The sensation produced in Paris by his death was something akin to the sensation produced in London by the death of Byron. Mr. Carlyle has admirably said that there is something touching in the loyalty of men to their Sovereign Man. That loyalty most tenderly declared itself when Balzac was no more. Men of all ranks and parties, who had been shocked by his want of principle and disgusted by his inordinate vanity while he was alive, now accepted universally the atonement of his untimely death, and remembered nothing but the loss that had happened to the literature of France. A great writer was no more; and a great people rose with one accord to take him reverently and gloriously to his grave.
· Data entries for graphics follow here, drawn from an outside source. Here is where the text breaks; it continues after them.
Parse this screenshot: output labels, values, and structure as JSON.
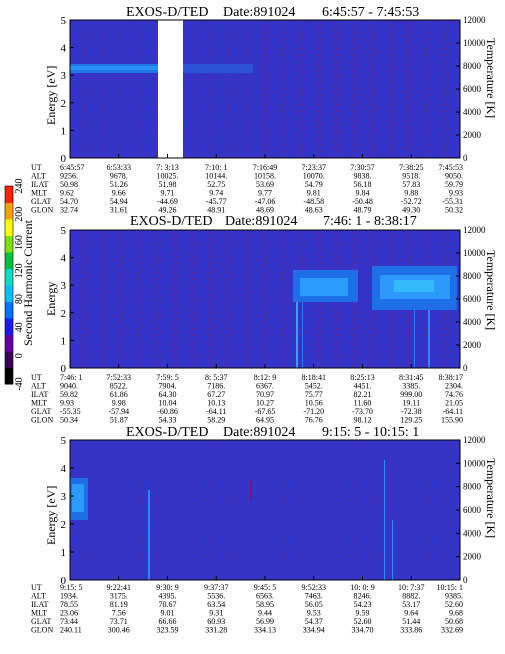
{
  "colorbar": {
    "label": "Second Harmonic Current",
    "ticks": [
      "-40",
      "0",
      "40",
      "80",
      "120",
      "160",
      "200",
      "240"
    ],
    "colors": [
      "#000000",
      "#3a0060",
      "#6a00a8",
      "#1a1aff",
      "#0070ff",
      "#00c0ff",
      "#00e0c0",
      "#00c040",
      "#80e000",
      "#ffff00",
      "#ffa000",
      "#ff2000"
    ]
  },
  "chart_data": [
    {
      "type": "heatmap",
      "title": "EXOS-D/TED",
      "date_label": "Date:891024",
      "time_range": "6:45:57 - 7:45:53",
      "ylabel": "Energy [eV]",
      "ylabel_right": "Temperature [K]",
      "ylim": [
        0,
        5
      ],
      "ylim_right": [
        0,
        12000
      ],
      "yticks": [
        "0",
        "1",
        "2",
        "3",
        "4",
        "5"
      ],
      "yticks_right": [
        "0",
        "2000",
        "4000",
        "6000",
        "8000",
        "10000",
        "12000"
      ],
      "orbit_labels": [
        "UT",
        "ALT",
        "ILAT",
        "MLT",
        "GLAT",
        "GLON"
      ],
      "orbit_columns": [
        [
          "6:45:57",
          "9256.",
          "50.98",
          "9.62",
          "54.70",
          "32.74"
        ],
        [
          "6:53:33",
          "9678.",
          "51.26",
          "9.66",
          "54.94",
          "31.61"
        ],
        [
          "7: 3:13",
          "10025.",
          "51.98",
          "9.71",
          "-44.69",
          "49.26"
        ],
        [
          "7:10: 1",
          "10144.",
          "52.75",
          "9.74",
          "-45.77",
          "48.91"
        ],
        [
          "7:16:49",
          "10158.",
          "53.69",
          "9.77",
          "-47.06",
          "48.69"
        ],
        [
          "7:23:37",
          "10070.",
          "54.79",
          "9.81",
          "-48.58",
          "48.63"
        ],
        [
          "7:30:57",
          "9838.",
          "56.18",
          "9.84",
          "-50.48",
          "48.79"
        ],
        [
          "7:38:25",
          "9518.",
          "57.83",
          "9.88",
          "-52.72",
          "49.30"
        ],
        [
          "7:45:53",
          "9050.",
          "59.79",
          "9.93",
          "-55.31",
          "50.32"
        ]
      ]
    },
    {
      "type": "heatmap",
      "title": "EXOS-D/TED",
      "date_label": "Date:891024",
      "time_range": "7:46: 1 - 8:38:17",
      "ylabel": "Energy",
      "ylabel_right": "Temperature [K]",
      "ylim": [
        0,
        5
      ],
      "ylim_right": [
        0,
        12000
      ],
      "yticks": [
        "0",
        "1",
        "2",
        "3",
        "4",
        "5"
      ],
      "yticks_right": [
        "0",
        "2000",
        "4000",
        "6000",
        "8000",
        "10000",
        "12000"
      ],
      "orbit_labels": [
        "UT",
        "ALT",
        "ILAT",
        "MLT",
        "GLAT",
        "GLON"
      ],
      "orbit_columns": [
        [
          "7:46: 1",
          "9040.",
          "59.82",
          "9.93",
          "-55.35",
          "50.34"
        ],
        [
          "7:52:33",
          "8522.",
          "61.86",
          "9.98",
          "-57.94",
          "51.87"
        ],
        [
          "7:59: 5",
          "7904.",
          "64.30",
          "10.04",
          "-60.86",
          "54.33"
        ],
        [
          "8: 5:37",
          "7186.",
          "67.27",
          "10.13",
          "-64.11",
          "58.29"
        ],
        [
          "8:12: 9",
          "6367.",
          "70.97",
          "10.27",
          "-67.65",
          "64.95"
        ],
        [
          "8:18:41",
          "5452.",
          "75.77",
          "10.56",
          "-71.20",
          "76.76"
        ],
        [
          "8:25:13",
          "4451.",
          "82.21",
          "11.60",
          "-73.70",
          "98.12"
        ],
        [
          "8:31:45",
          "3385.",
          "999.00",
          "19.11",
          "-72.38",
          "129.25"
        ],
        [
          "8:38:17",
          "2304.",
          "74.76",
          "21.05",
          "-64.11",
          "155.90"
        ]
      ]
    },
    {
      "type": "heatmap",
      "title": "EXOS-D/TED",
      "date_label": "Date:891024",
      "time_range": "9:15: 5 - 10:15: 1",
      "ylabel": "Energy [eV]",
      "ylabel_right": "Temperature [K]",
      "ylim": [
        0,
        5
      ],
      "ylim_right": [
        0,
        12000
      ],
      "yticks": [
        "0",
        "1",
        "2",
        "3",
        "4",
        "5"
      ],
      "yticks_right": [
        "0",
        "2000",
        "4000",
        "6000",
        "8000",
        "10000",
        "12000"
      ],
      "orbit_labels": [
        "UT",
        "ALT",
        "ILAT",
        "MLT",
        "GLAT",
        "GLON"
      ],
      "orbit_columns": [
        [
          "9:15: 5",
          "1934.",
          "78.55",
          "23.06",
          "73.44",
          "240.11"
        ],
        [
          "9:22:41",
          "3175.",
          "81.19",
          "7.56",
          "73.71",
          "300.46"
        ],
        [
          "9:30: 9",
          "4395.",
          "70.67",
          "9.01",
          "66.66",
          "323.59"
        ],
        [
          "9:37:37",
          "5536.",
          "63.54",
          "9.31",
          "60.93",
          "331.28"
        ],
        [
          "9:45: 5",
          "6563.",
          "58.95",
          "9.44",
          "56.99",
          "334.13"
        ],
        [
          "9:52:33",
          "7463.",
          "56.05",
          "9.53",
          "54.37",
          "334.94"
        ],
        [
          "10: 0: 9",
          "8246.",
          "54.23",
          "9.59",
          "52.60",
          "334.70"
        ],
        [
          "10: 7:37",
          "8882.",
          "53.17",
          "9.64",
          "51.44",
          "333.86"
        ],
        [
          "10:15: 1",
          "9385.",
          "52.60",
          "9.68",
          "50.68",
          "332.69"
        ]
      ]
    }
  ]
}
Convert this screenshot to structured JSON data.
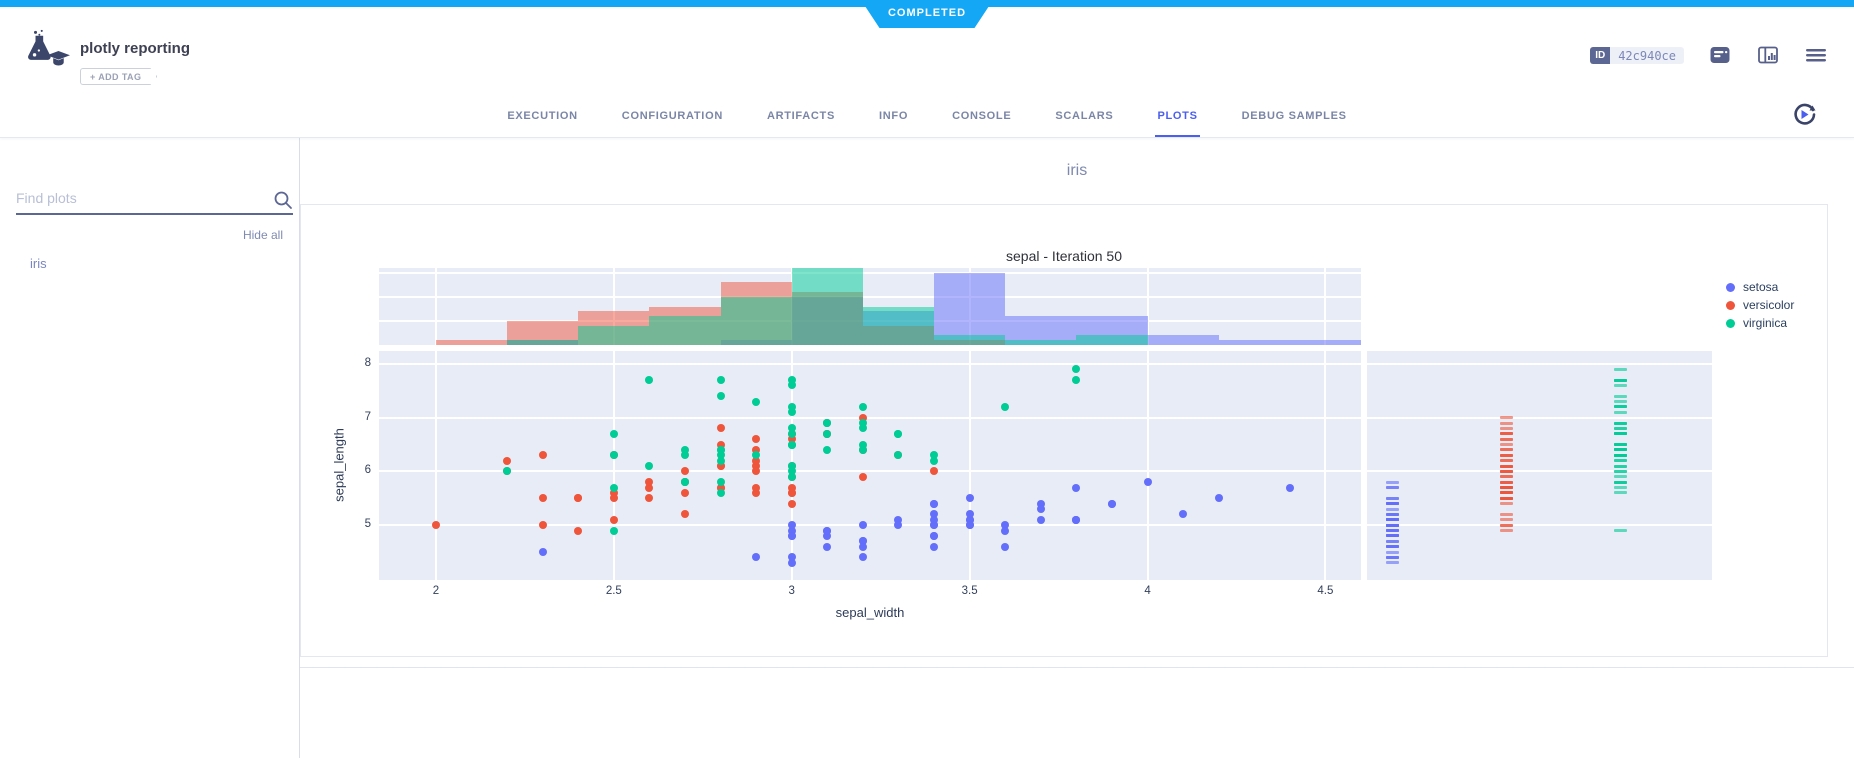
{
  "status_ribbon": {
    "label": "COMPLETED",
    "color": "#13a7f5"
  },
  "header": {
    "logo_icon": "experiment-flask-icon",
    "title": "plotly reporting",
    "add_tag_label": "+ ADD TAG",
    "id_label": "ID",
    "id_value": "42c940ce",
    "action_icons": [
      "details-icon",
      "compare-panel-icon",
      "menu-icon"
    ]
  },
  "tabs": {
    "items": [
      "EXECUTION",
      "CONFIGURATION",
      "ARTIFACTS",
      "INFO",
      "CONSOLE",
      "SCALARS",
      "PLOTS",
      "DEBUG SAMPLES"
    ],
    "active": "PLOTS",
    "accent_color": "#4a5ff0",
    "refresh_icon": "auto-refresh-icon"
  },
  "sidebar": {
    "search_placeholder": "Find plots",
    "search_icon": "search-icon",
    "hide_all_label": "Hide all",
    "items": [
      "iris"
    ]
  },
  "content": {
    "group_title": "iris"
  },
  "chart_data": {
    "type": "scatter",
    "title": "sepal - Iteration 50",
    "xlabel": "sepal_width",
    "ylabel": "sepal_length",
    "x_range": [
      1.84,
      4.6
    ],
    "y_range": [
      3.98,
      8.24
    ],
    "x_ticks": [
      2,
      2.5,
      3,
      3.5,
      4,
      4.5
    ],
    "y_ticks": [
      5,
      6,
      7,
      8
    ],
    "grid": true,
    "legend_position": "right",
    "plot_bg": "#e7ecf6",
    "marginal_top": "histogram",
    "marginal_right": "rug",
    "hist_bin_width": 0.2,
    "hist_gridline_counts": [
      5,
      10,
      15
    ],
    "series": [
      {
        "name": "setosa",
        "color": "#636EFA",
        "points": [
          [
            3.5,
            5.1
          ],
          [
            3.0,
            4.9
          ],
          [
            3.2,
            4.7
          ],
          [
            3.1,
            4.6
          ],
          [
            3.6,
            5.0
          ],
          [
            3.9,
            5.4
          ],
          [
            3.4,
            4.6
          ],
          [
            3.4,
            5.0
          ],
          [
            2.9,
            4.4
          ],
          [
            3.1,
            4.9
          ],
          [
            3.7,
            5.4
          ],
          [
            3.4,
            4.8
          ],
          [
            3.0,
            4.8
          ],
          [
            3.0,
            4.3
          ],
          [
            4.0,
            5.8
          ],
          [
            4.4,
            5.7
          ],
          [
            3.9,
            5.4
          ],
          [
            3.5,
            5.1
          ],
          [
            3.8,
            5.7
          ],
          [
            3.8,
            5.1
          ],
          [
            3.4,
            5.4
          ],
          [
            3.7,
            5.1
          ],
          [
            3.6,
            4.6
          ],
          [
            3.3,
            5.1
          ],
          [
            3.4,
            4.8
          ],
          [
            3.0,
            5.0
          ],
          [
            3.4,
            5.0
          ],
          [
            3.5,
            5.2
          ],
          [
            3.4,
            5.2
          ],
          [
            3.2,
            4.7
          ],
          [
            3.1,
            4.8
          ],
          [
            3.4,
            5.4
          ],
          [
            4.1,
            5.2
          ],
          [
            4.2,
            5.5
          ],
          [
            3.1,
            4.9
          ],
          [
            3.2,
            5.0
          ],
          [
            3.5,
            5.5
          ],
          [
            3.6,
            4.9
          ],
          [
            3.0,
            4.4
          ],
          [
            3.4,
            5.1
          ],
          [
            3.5,
            5.0
          ],
          [
            2.3,
            4.5
          ],
          [
            3.2,
            4.4
          ],
          [
            3.5,
            5.0
          ],
          [
            3.8,
            5.1
          ],
          [
            3.0,
            4.8
          ],
          [
            3.8,
            5.1
          ],
          [
            3.2,
            4.6
          ],
          [
            3.7,
            5.3
          ],
          [
            3.3,
            5.0
          ]
        ],
        "hist": [
          [
            2.2,
            1
          ],
          [
            2.8,
            1
          ],
          [
            3.0,
            10
          ],
          [
            3.2,
            7
          ],
          [
            3.4,
            15
          ],
          [
            3.6,
            6
          ],
          [
            3.8,
            6
          ],
          [
            4.0,
            2
          ],
          [
            4.2,
            1
          ],
          [
            4.4,
            1
          ]
        ]
      },
      {
        "name": "versicolor",
        "color": "#EF553B",
        "points": [
          [
            3.2,
            7.0
          ],
          [
            3.2,
            6.4
          ],
          [
            3.1,
            6.9
          ],
          [
            2.3,
            5.5
          ],
          [
            2.8,
            6.5
          ],
          [
            2.8,
            5.7
          ],
          [
            3.3,
            6.3
          ],
          [
            2.4,
            4.9
          ],
          [
            2.9,
            6.6
          ],
          [
            2.7,
            5.2
          ],
          [
            2.0,
            5.0
          ],
          [
            3.0,
            5.9
          ],
          [
            2.2,
            6.0
          ],
          [
            2.9,
            6.1
          ],
          [
            2.9,
            5.6
          ],
          [
            3.1,
            6.7
          ],
          [
            3.0,
            5.6
          ],
          [
            2.7,
            5.8
          ],
          [
            2.2,
            6.2
          ],
          [
            2.5,
            5.6
          ],
          [
            3.2,
            5.9
          ],
          [
            2.8,
            6.1
          ],
          [
            2.5,
            6.3
          ],
          [
            2.8,
            6.1
          ],
          [
            2.9,
            6.4
          ],
          [
            3.0,
            6.6
          ],
          [
            2.8,
            6.8
          ],
          [
            3.0,
            6.7
          ],
          [
            2.9,
            6.0
          ],
          [
            2.6,
            5.7
          ],
          [
            2.4,
            5.5
          ],
          [
            2.4,
            5.5
          ],
          [
            2.7,
            5.8
          ],
          [
            2.7,
            6.0
          ],
          [
            3.0,
            5.4
          ],
          [
            3.4,
            6.0
          ],
          [
            3.1,
            6.7
          ],
          [
            2.3,
            6.3
          ],
          [
            3.0,
            5.6
          ],
          [
            2.5,
            5.5
          ],
          [
            2.6,
            5.5
          ],
          [
            3.0,
            6.1
          ],
          [
            2.6,
            5.8
          ],
          [
            2.3,
            5.0
          ],
          [
            2.7,
            5.6
          ],
          [
            3.0,
            5.7
          ],
          [
            2.9,
            5.7
          ],
          [
            2.9,
            6.2
          ],
          [
            2.5,
            5.1
          ],
          [
            2.8,
            5.7
          ]
        ],
        "hist": [
          [
            2.0,
            1
          ],
          [
            2.2,
            5
          ],
          [
            2.4,
            7
          ],
          [
            2.6,
            8
          ],
          [
            2.8,
            13
          ],
          [
            3.0,
            11
          ],
          [
            3.2,
            4
          ],
          [
            3.4,
            1
          ]
        ]
      },
      {
        "name": "virginica",
        "color": "#00CC96",
        "points": [
          [
            3.3,
            6.3
          ],
          [
            2.7,
            5.8
          ],
          [
            3.0,
            7.1
          ],
          [
            2.9,
            6.3
          ],
          [
            3.0,
            6.5
          ],
          [
            3.0,
            7.6
          ],
          [
            2.5,
            4.9
          ],
          [
            2.9,
            7.3
          ],
          [
            2.5,
            6.7
          ],
          [
            3.6,
            7.2
          ],
          [
            3.2,
            6.5
          ],
          [
            2.7,
            6.4
          ],
          [
            3.0,
            6.8
          ],
          [
            2.5,
            5.7
          ],
          [
            2.8,
            5.8
          ],
          [
            3.2,
            6.4
          ],
          [
            3.0,
            6.5
          ],
          [
            3.8,
            7.7
          ],
          [
            2.6,
            7.7
          ],
          [
            2.2,
            6.0
          ],
          [
            3.2,
            6.9
          ],
          [
            2.8,
            5.6
          ],
          [
            2.8,
            7.7
          ],
          [
            2.7,
            6.3
          ],
          [
            3.3,
            6.7
          ],
          [
            3.2,
            7.2
          ],
          [
            2.8,
            6.2
          ],
          [
            3.0,
            6.1
          ],
          [
            2.8,
            6.4
          ],
          [
            3.0,
            7.2
          ],
          [
            2.8,
            7.4
          ],
          [
            3.8,
            7.9
          ],
          [
            2.8,
            6.4
          ],
          [
            2.8,
            6.3
          ],
          [
            2.6,
            6.1
          ],
          [
            3.0,
            7.7
          ],
          [
            3.4,
            6.3
          ],
          [
            3.1,
            6.4
          ],
          [
            3.0,
            6.0
          ],
          [
            3.1,
            6.9
          ],
          [
            3.1,
            6.7
          ],
          [
            3.1,
            6.9
          ],
          [
            2.7,
            5.8
          ],
          [
            3.2,
            6.8
          ],
          [
            3.3,
            6.7
          ],
          [
            3.0,
            6.7
          ],
          [
            2.5,
            6.3
          ],
          [
            3.0,
            6.5
          ],
          [
            3.4,
            6.2
          ],
          [
            3.0,
            5.9
          ]
        ],
        "hist": [
          [
            2.2,
            1
          ],
          [
            2.4,
            4
          ],
          [
            2.6,
            6
          ],
          [
            2.8,
            10
          ],
          [
            3.0,
            16
          ],
          [
            3.2,
            8
          ],
          [
            3.4,
            2
          ],
          [
            3.6,
            1
          ],
          [
            3.8,
            2
          ]
        ]
      }
    ]
  }
}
The French Institute, the University, the scientific societies, the Association of Dramatic Authors, the Schools of Law and Medicine, sent their representatives to walk in the funeral procession. English readers, American readers, German readers, and Russian readers, swelled the immense assembly of Frenchmen that followed the coffin. Victor Hugo and Alexandre Dumas were among the mourners who supported the pall. The first of these two celebrated men pronounced the funeral oration over Balzac’s grave, and eloquently characterized the whole series of the dead writer’s works as forming, in truth, but one grand book, the text-book of contemporary civilisation. “With that just and generous tribute to the genius of Balzac, offered by the most illustrious of his literary rivals, these few pages may fitly and gracefully come to an end. Of the miserable frailties of the man, enough has been recorded to serve the first of all interests, the interest of truth. The better and nobler part of him calls for no further comment at any writer’s hands. It remains to us in his works, and it speaks with deathless eloquence for itself.